La honte que certaines personnes ressentent face à leur anxiété et la réticence à demander de l'aide pour des problèmes psychologiques sont probablement importantes facteurs contribuant à l'automédication, dit le Dr Bolton.

«Malheureusement, les gens ne cherchent souvent pas l'aide dont ils ont besoin en raison de la stigmatisation entourant la maladie mentale», dit-il. "Les gens resteront probablement chez eux et utiliseront les ressources dont ils disposent, qui dans ce cas seraient de l'alcool ou des drogues."

Maureen Carrigan, PhD, professeur de psychologie à l'Université de Caroline du Sud – Aiken qui étudie les comportements addictifs et les troubles anxieux mais qui n'a pas participé à la nouvelle recherche, voit l'automédication répandue comme un symptôme de notre «rapide- réparer la société. »
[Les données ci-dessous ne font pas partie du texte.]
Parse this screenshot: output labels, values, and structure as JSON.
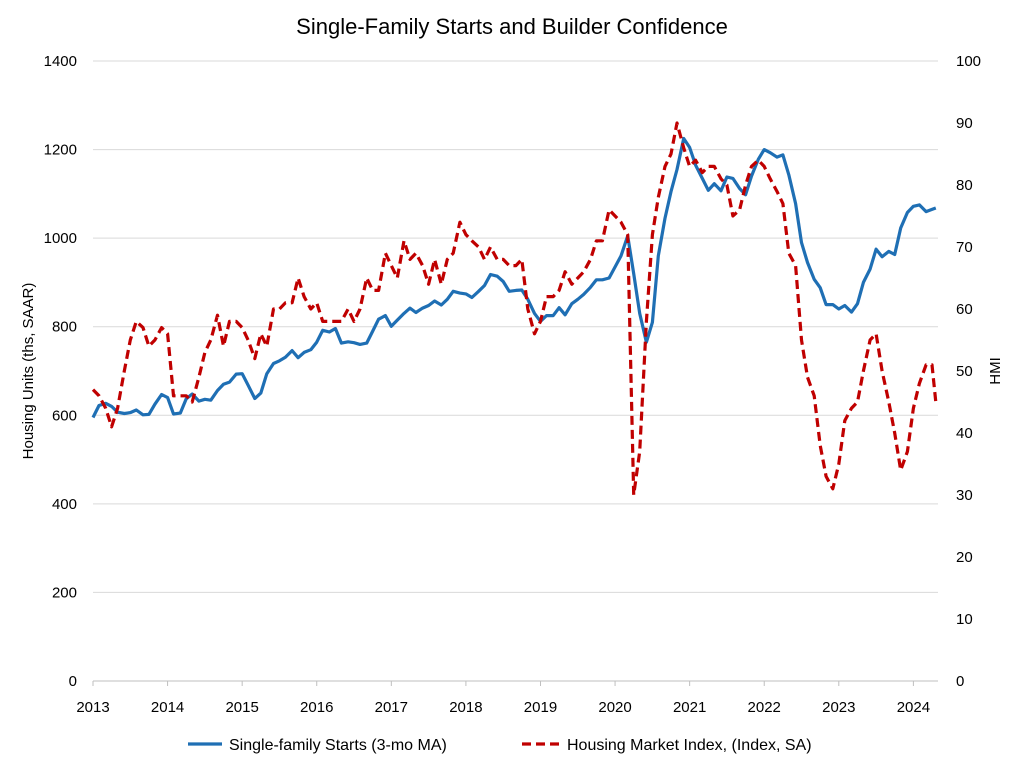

La thérapie par la parole et d'autres traitements contre l'anxiété sont efficaces et peuvent même résoudre le problème pour de bon, dit Carrigan, mais ils peuvent prendre du temps et ne sont pas toujours couverts par une assurance. Les personnes souffrant d'anxiété peuvent même ne pas être au courant de ces traitements, ajoute-t-elle.

«La personne moyenne ne sait pas toujours qu'il existe de bons traitements psychologiques pour certains de ces problèmes», dit-elle.